Menurut Anna, dengan adanya keterlibatan ketiga lembaga negara yang mencakup cabang kekuasaan eksekutif, legislatif, dan yudikatif tersebut dalam rekruitmen hakim konstitusi dapat dijamin adanya keseimbangan kekuatan antar cabang-cabang kekuasaan negara dan sekaligus pula menjamin netralitas dan imparsialitas MK dalam hubungan antar lembaga negara. Dalam menjalankan tugas dan kewenangannya, apalagi terkait dengan kewenangan mengadili perkara sengketa lembaga negara, posisi imparsial MK ini mutlak diperlukan, karena itu rekruitmen Hakim Konstitusi tidak hanya melibatkan satu cabang kekuasaan, tetapi ketiga cabang kekuasaan itu sekaligus.
Masa jabatan Hakim Konstitusi adalah 5 (lima tahun) dan dapat dipilih kembali untuk satu kali masa jabatan berikutnya. Dia mengatakan, Hakim Konstitusi hanya dapat dikenai tindakan kepolisian atas perintah Jaksa Agung setelah mendapat persetujuan tertulis dari Presiden, kecuali dalam hal tertangkap tangan melakukan tindak pidana; atau berdasarkan bukti permulaan yang cukup disangka telah melakukan tindak pidana kejahatan yang diancam dengan pidana mati, tindak pidana kejahatan terhadap keamanan negara, atau tindak pidana khusus.
Selain itu, dalam proses pembinaan perilaku etik para Hakim Konstitusi, ketiga cabang kekuasaan itu, yaitu Presiden, DPR, dan MA tetap dilibatkan, yaitu apabila ada dugaan pelanggaran kode etik oleh Hakim Konstitusi, maka komposisi 5 orang anggota Majelis Kehormatan Hakim diisi pula oleh anggota majelis yang berasal dari usulan Presiden, DPR, dan MA masing-masing 1 orang.

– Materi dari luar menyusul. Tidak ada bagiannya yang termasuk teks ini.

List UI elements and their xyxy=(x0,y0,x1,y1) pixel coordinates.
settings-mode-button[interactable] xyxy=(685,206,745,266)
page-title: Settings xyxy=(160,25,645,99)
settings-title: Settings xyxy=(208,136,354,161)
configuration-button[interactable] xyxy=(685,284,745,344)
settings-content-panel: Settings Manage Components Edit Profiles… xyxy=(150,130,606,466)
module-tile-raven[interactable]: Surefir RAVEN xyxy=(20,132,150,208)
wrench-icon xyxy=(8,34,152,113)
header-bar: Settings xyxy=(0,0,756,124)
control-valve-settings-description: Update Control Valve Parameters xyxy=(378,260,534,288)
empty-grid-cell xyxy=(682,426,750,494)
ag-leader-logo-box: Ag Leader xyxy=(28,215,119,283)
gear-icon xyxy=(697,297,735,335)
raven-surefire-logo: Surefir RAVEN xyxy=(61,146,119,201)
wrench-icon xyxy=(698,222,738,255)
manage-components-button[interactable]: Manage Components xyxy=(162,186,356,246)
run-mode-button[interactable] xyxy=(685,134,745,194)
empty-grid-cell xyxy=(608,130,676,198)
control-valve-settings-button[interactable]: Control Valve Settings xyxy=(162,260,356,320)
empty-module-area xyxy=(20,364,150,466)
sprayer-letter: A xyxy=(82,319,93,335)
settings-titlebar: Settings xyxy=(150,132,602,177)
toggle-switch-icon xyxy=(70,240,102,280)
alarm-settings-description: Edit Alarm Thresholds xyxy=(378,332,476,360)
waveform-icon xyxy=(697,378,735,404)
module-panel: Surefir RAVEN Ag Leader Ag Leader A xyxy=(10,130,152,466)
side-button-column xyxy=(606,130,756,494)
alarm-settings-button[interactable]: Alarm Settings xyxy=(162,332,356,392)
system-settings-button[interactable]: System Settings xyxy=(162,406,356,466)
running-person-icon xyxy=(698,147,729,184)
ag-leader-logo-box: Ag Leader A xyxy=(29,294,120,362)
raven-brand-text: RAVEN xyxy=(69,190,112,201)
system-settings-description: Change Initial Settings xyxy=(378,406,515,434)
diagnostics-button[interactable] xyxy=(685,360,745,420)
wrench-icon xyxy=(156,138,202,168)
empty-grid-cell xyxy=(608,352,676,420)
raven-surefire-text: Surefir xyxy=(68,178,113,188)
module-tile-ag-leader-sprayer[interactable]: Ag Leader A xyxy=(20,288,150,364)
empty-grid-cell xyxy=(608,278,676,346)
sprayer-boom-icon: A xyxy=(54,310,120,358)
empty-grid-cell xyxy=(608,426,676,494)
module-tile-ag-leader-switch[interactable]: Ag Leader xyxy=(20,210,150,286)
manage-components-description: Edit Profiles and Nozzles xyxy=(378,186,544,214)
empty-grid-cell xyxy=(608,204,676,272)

Dengan demikian, pengawasan etik Hakim Konstitusi dilakukan secara semi eksternal yang menjamin efektifitas, independensi, dan keterpercayaan.
Kemudian, lanjut Anna, berdasarkan Pasal 24C ayat (1) UUD 1945 yang ditegaskan kembali dalam Pasal 10 ayat (1) huruf a sampai dengan d UU 24/2003, MK mempunyai 4 (empat) kewenangan dan 1 (satu) kewajiban sebagaimana diatur dalam Undang-Undang Dasar 1945. Mahkamah Konstitusi berwenang mengadili pada tingkat pertama dan terakhir yang putusannya bersifat final untuk: Menguji undang-undang terhadap Undang-Undang Dasar; Memutus Sengketa kewenangan lembaga negara yang kewenangannya diberikan oleh Undang-Undang Dasar; Memutus pembubaran partai politik, dan Memutus perselisihan tentang hasil pemilihan umum.
Di samping itu, MK wajib memberikan putusan atas pendapat DPR bahwa Presiden dan/atau Wakil Presiden diduga melakukan pelanggaran (impeachment). Berdasarkan UU Nomor 8 Tahun 2015 Mahkamah Konstitusi memiliki kewenangan tambahan Memutus perselisihan hasil pemilihan Gubernur, Bupati, dan Walikota selama belum terbentuk peradilan khusus. (Utami/NRA).